On the question of whether a copy of the document is admissible and may be adduced at any stage of the proceedings or only after receipt of the entire evidence, the simple answer is that this ground questions the exercise of discretion and theconduct of the proceedings by the trial court. It is trite an appellate court will hardly interfere with such exercise as long as it was not injudiciously exercised. Further it is not up to the parties to micro manage the trial court in the conduct of its business. This cannot in our view be a valid ground of appeal. Lastly in its ruling the trial court did not make a definitive determination of the fate of the copy of the agreement. It merely marked it for identification and to be produced in future if need be.
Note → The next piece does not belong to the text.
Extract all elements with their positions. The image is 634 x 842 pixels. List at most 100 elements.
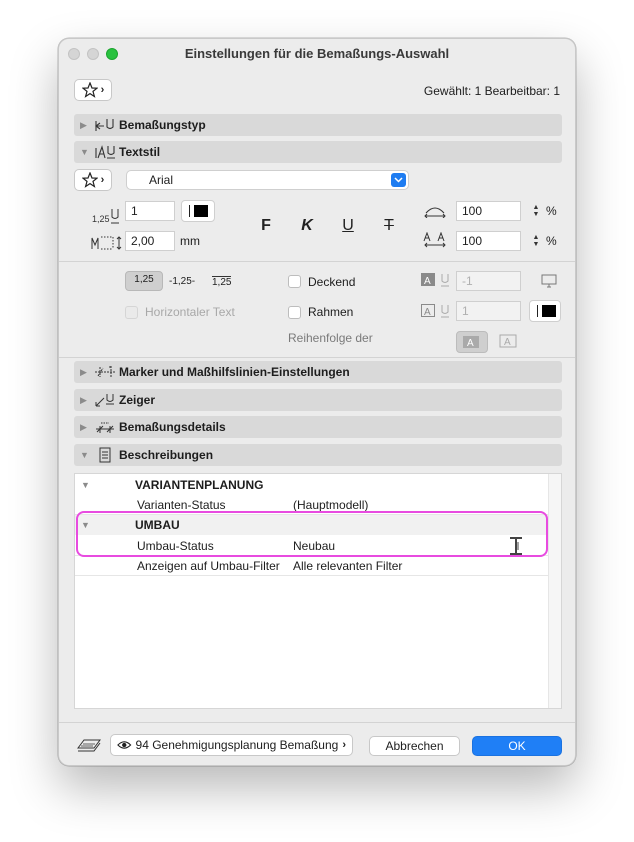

It may well be that at the end of the hearing the trial court may refuse to admit the same. Further it is also possible that even after admitting it, may not put a lot of weight on it. In the end the applicant’s fears are at best speculative and unfounded. Speculation can never be a ground of appeal
In the end, we are satisfied that the intended appeal will not be arguable. However since for an applicant to succeed in an application of this nature he has to satisfy the twin principles of arguability and nugatory aspect, and having found that the intended appeal is not arguable, we need not go into the nugatory aspect.
The application is bereft of merit and is accordingly dismissed with costs to the respondent.
DATED AND DELIVERED AT NAIROBI THIS 19TH DAY OF MARCH, 2021.
R. NAMBUYE
.........................................
JUDGE OF APPEAL
ASIKE-MAKHANDIA
.........................................
JUDGE OF APPEAL
S. ole KANTAI
.........................................
JUDGE OF APPEAL
I certify that this is a truecopy of the original.